What is becoming a worrisome factor is the likely use of civilians, who are trapped inside Mosul, as human shields. There have already been cases of people being prevented from fleeing the city. According to reports, nearly 300 people from Tal Afar were abducted by ISIS and about 1,500 Iraqi families from Hammam al Alil, have been forcibly moved towards Mosul. The camouflaging of ISIS fighters with the civilians will likely slow down the forward movement of the coalition forces as the latter would prefer to avoid casualties. As it is, the main objective of the Iraqi Counter Terrorism Service (CTS) and Iraqi Army is to “secure recaptured neighbourhoods and fleeing civilians before they can advance further into Mosul’s centre”. However, further military assaults and penetration towards Mosul will, undoubtedly, force ISIS to deploy all their resources and options including civilians and position them at the frontlines. There is also the likelihood of former security personnel and non-compliant civilians being executed after abducting them. In the light of this, the presence of a large number of civilian population in Mosul is going to make the ongoing operation different and difficult from the earlier area-liberation campaigns. The importance being attached, by the ISIS to the defence of Mosul for very obvious reasons, can be evidenced even in the statement recently released by Al-Baghdadi in which he called upon his fighters to “wreak havoc” on the opposition forces. But at the same time, his message gave an impression that he already foresaw difficult times ahead for his group and his own leadership due to which he categorically urged the followers to “carry forward the battle into Turkey and increase attacks against Saudi Arabia”. While at this juncture it is difficult to make a prognosis of this operation, liberation of Mosul from ISIS control is emerging as distinct and attainable, even though the campaign could drag on for weeks and months. It is assessed that in all likelihood, both sides will fight towards a finality. While the militants cannot afford to lose territory of such strategic importance, for ISF and the coalition forces, failure to conclusively win the Mosul battle could be catastrophic both in terms of their resolve and the moral boost that the ISIS would receive if the job is left incomplete.
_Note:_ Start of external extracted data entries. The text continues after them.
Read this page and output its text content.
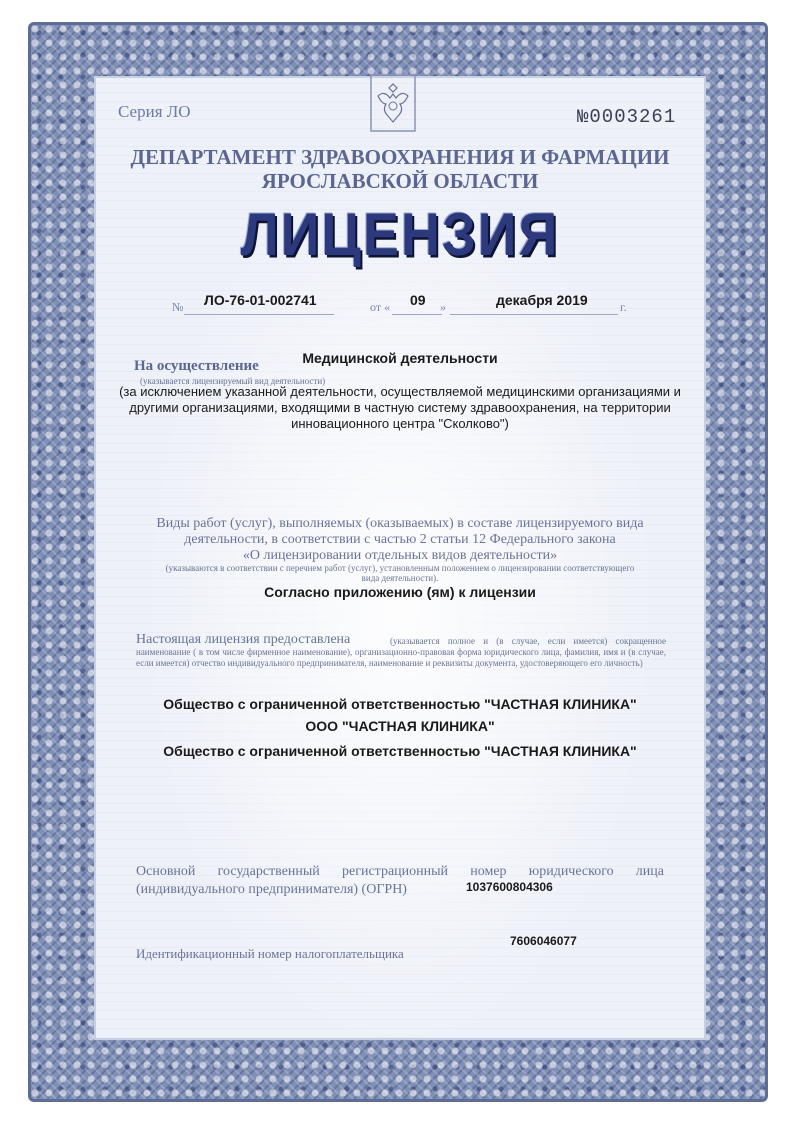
Серия ЛО	№0003261
ДЕПАРТАМЕНТ ЗДРАВООХРАНЕНИЯ И ФАРМАЦИИ
ЯРОСЛАВСКОЙ ОБЛАСТИ
ЛИЦЕНЗИЯ
№ ЛО-76-01-002741	от « 09 »	декабря 2019	г.
На осуществление	Медицинской деятельности
(указывается лицензируемый вид деятельности)
(за исключением указанной деятельности, осуществляемой медицинскими организациями и другими организациями, входящими в частную систему здравоохранения, на территории инновационного центра "Сколково")
Виды работ (услуг), выполняемых (оказываемых) в составе лицензируемого вида
деятельности, в соответствии с частью 2 статьи 12 Федерального закона
«О лицензировании отдельных видов деятельности»
(указываются в соответствии с перечнем работ (услуг), установленным положением о лицензировании соответствующего
вида деятельности).
Согласно приложению (ям) к лицензии
Настоящая лицензия предоставлена	(указывается полное и (в случае, если имеется) сокращенное наименование ( в том числе фирменное наименование), организационно-правовая форма юридического лица, фамилия, имя и (в случае, если имеется) отчество индивидуального предпринимателя, наименование и реквизиты документа, удостоверяющего его личность)
Общество с ограниченной ответственностью "ЧАСТНАЯ КЛИНИКА"
ООО "ЧАСТНАЯ КЛИНИКА"
Общество с ограниченной ответственностью "ЧАСТНАЯ КЛИНИКА"
Основной государственный регистрационный номер юридического лица
(индивидуального предпринимателя) (ОГРН)	1037600804306
Идентификационный номер налогоплательщика
7606046077
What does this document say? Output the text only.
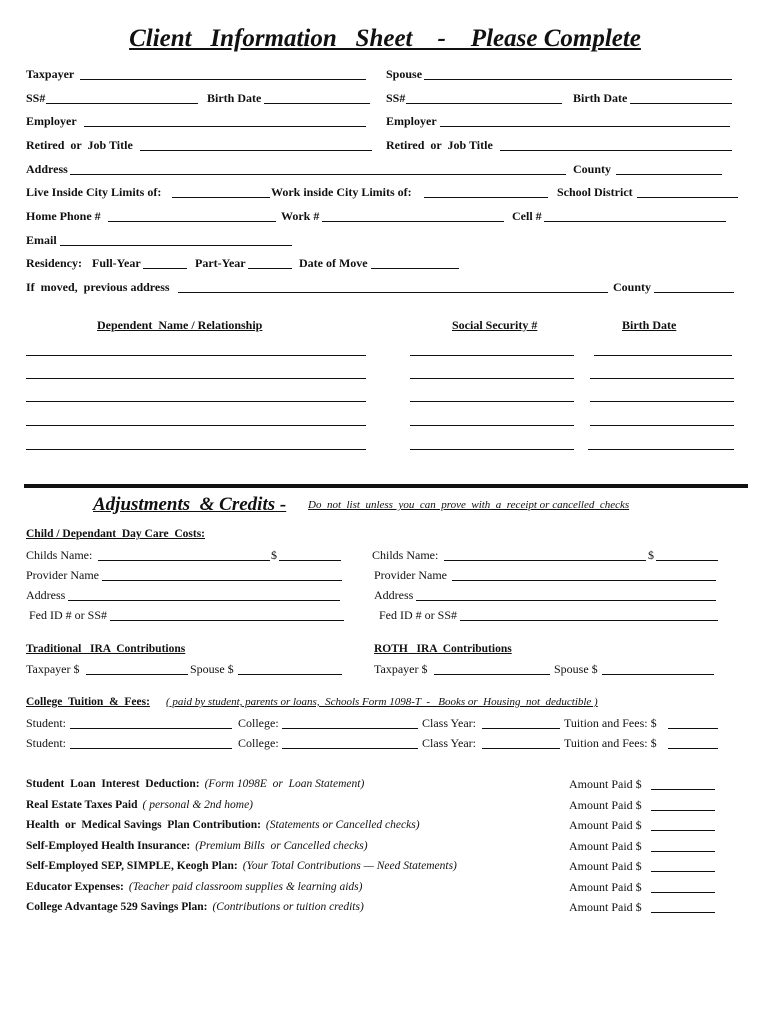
Client   Information   Sheet    -    Please Complete
Taxpayer	Spouse
SS#	Birth Date	SS#	Birth Date
Employer	Employer
Retired  or  Job Title	Retired  or  Job Title
Address	County
Live Inside City Limits of:	Work inside City Limits of:	School District
Home Phone #	Work #	Cell #
Email
Residency: Full-Year	Part-Year	Date of Move
If  moved,  previous address	County
Dependent  Name / Relationship	Social Security #	Birth Date
Adjustments  & Credits - Do  not  list  unless  you  can  prove  with  a  receipt or cancelled  checks
Child / Dependant  Day Care  Costs:
Childs Name:	$
Provider Name
Address
Fed ID # or SS#
Childs Name:	$
Provider Name
Address
Fed ID # or SS#
Traditional   IRA  Contributions	ROTH   IRA  Contributions
Taxpayer $	Spouse $	Taxpayer $	Spouse $
College  Tuition  &  Fees: ( paid by student, parents or loans,  Schools Form 1098-T  -   Books or  Housing  not  deductible )
Student:	College:	Class Year:	Tuition and Fees: $
Student:	College:	Class Year:	Tuition and Fees: $
Student  Loan  Interest  Deduction: (Form 1098E  or  Loan Statement)	Amount Paid $
Real Estate Taxes Paid ( personal & 2nd home)	Amount Paid $
Health  or  Medical Savings  Plan Contribution: (Statements or Cancelled checks)	Amount Paid $
Self-Employed Health Insurance: (Premium Bills  or Cancelled checks)	Amount Paid $
Self-Employed SEP, SIMPLE, Keogh Plan: (Your Total Contributions — Need Statements)	Amount Paid $
Educator Expenses: (Teacher paid classroom supplies & learning aids)	Amount Paid $
College Advantage 529 Savings Plan: (Contributions or tuition credits)	Amount Paid $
So far, very little has been discussed in the public domain about the post-Mosul agenda of the Coalition. It is imperative that some thoughts be given at this stage to all the three possible scenarios namely; a coalition retreat; a military stalemate with only part liberation and finally the total ouster of ISIS from Mosul and nearby territories. In the last scenario, substantial planning needs to be done on the political structure of the liberated town, relief and rehabilitation, security of the ethnic groups in the region, controlling sectarian violence, joint presence of Shiite militias and Peshmerga forces inside Mosul, ensuring regular supplies of daily necessities, adequate health care and many more such issues that generally form part of any intense post-conflict situation management. Iraqi government and its forces will have to prioritise efforts to thwart sectarian and ethnic clashes effectively. Another problem that might ensue is the possibility of the ISIS fighters resorting to full-fledged tactics of violent insurgency by going aground. Monitoring the movement of the fleeing fighters is also going to be another problem. Any failure to meet these challenges in quick time will likely lead to the resurgence of Sunni insurgency movements that will seriously undermine both political and stability in Iraq.

Lastly, recapturing this city is not only the end game but there also other challenges which will follow suit. It is yet to be seen how effectively the Iraqi government will rebuild the city with inclusive participation of all the citizens, cutting across political, ethnic and sectarian differences. Merely defeating ISIS militarily is not going to solve the problem but there would be an urgent need for a political solution. The latter is one of the most fundamental root causes of the upheavals and, therefore, regaining the trust of all the Iraqis is definitely going to be mammoth task not only for Iraqi central government but also for the international players who are aspiring to bring the country under stability.